此时可以看到 StorageMemory只有 2.7GB,下面我们算一下这个数据是怎么来的
- 3.Storage Memory计算
Java Heap Memory = 5 GB
Reserved Memory = 300 MB
Usable Memory = 4820 MB
User Memory = 1928 MB
Spark Memory = 2892 MB = 2.8242 GB
Spark Storage Memory = 1446 MB = 1.4121 GB
Spark Execution Memory = 1446 MB = 1.4121 GB
从spark UI我们得知, Storage Memory value 是 2.7 GB ,但是我们计算的 the Storage Memory 是 1.4121 GB. 由此可知 Spark UI Storage Memory = Storage Memory + Execution Memory.
Storage Memory = Spark Storage Memory + Spark Execution Memory
= 1.4121 GB + 1.4121 GB
= 2.8242 GB
Spark UI Storage Memory (2.7 GB) 但是, 我们计算的 Storage Memory (2.8242 GB) 。这是因为我们设置的 --executor-memory 5g. 然而spark运行得到的最大的堆内存还要减去300MB。 so Java Heap Memory is only 4772593664 bytes.

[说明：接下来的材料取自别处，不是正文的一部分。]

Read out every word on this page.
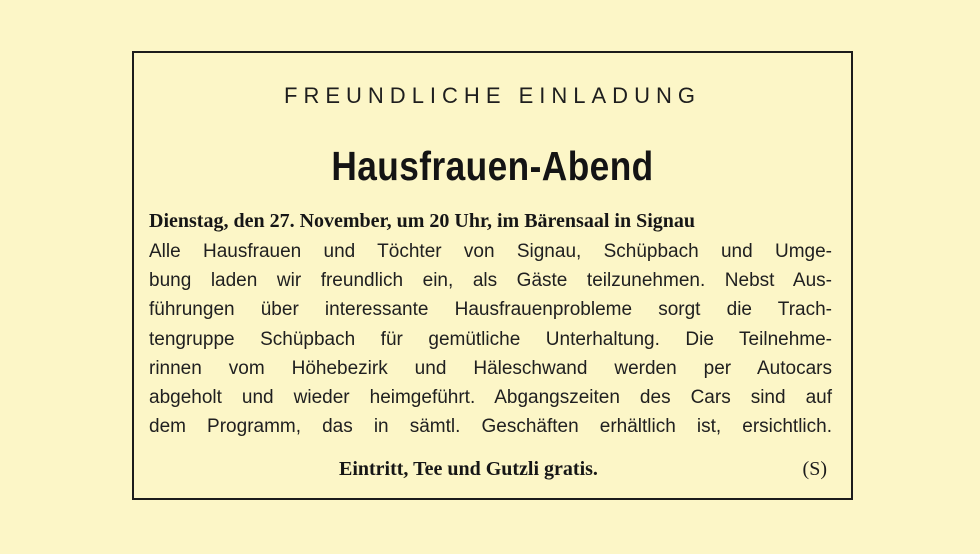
FREUNDLICHE EINLADUNG
Hausfrauen-Abend
Dienstag, den 27. November, um 20 Uhr, im Bärensaal in Signau
Alle Hausfrauen und Töchter von Signau, Schüpbach und Umge-
bung laden wir freundlich ein, als Gäste teilzunehmen. Nebst Aus-
führungen über interessante Hausfrauenprobleme sorgt die Trach-
tengruppe Schüpbach für gemütliche Unterhaltung. Die Teilnehme-
rinnen vom Höhebezirk und Häleschwand werden per Autocars
abgeholt und wieder heimgeführt. Abgangszeiten des Cars sind auf
dem Programm, das in sämtl. Geschäften erhältlich ist, ersichtlich.
Eintritt, Tee und Gutzli gratis.	(S)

Java Heap Memory = 4772593664 bytes = 4772593664/(1024 * 1024) = 4551 MB
Reserved Memory = 300 MB
Usable Memory = (Java Heap Memory - Reserved Memory) = (4551 - 300) MB = 4251 MB
User Memory = (Usable Memory * (1 -spark.memory.fraction)) = 1700.4 MB
Spark Memory = (Usable Memory * spark.memory.fraction) = 2550.6 MB
Spark Storage Memory = 1275.3 MB
Spark Execution Memory = 1275.3 MB
Spark Memory (2550.6 MB/2.4908 GB) 依然不匹配 Spark UI (2.7 GB)这是因为我们转换 Java Heap Memory 字节变为MB 用的是 1024 * 1024 ,但是 Spark UI 转换 bytes 变 MB 除以的是 1000 * 1000.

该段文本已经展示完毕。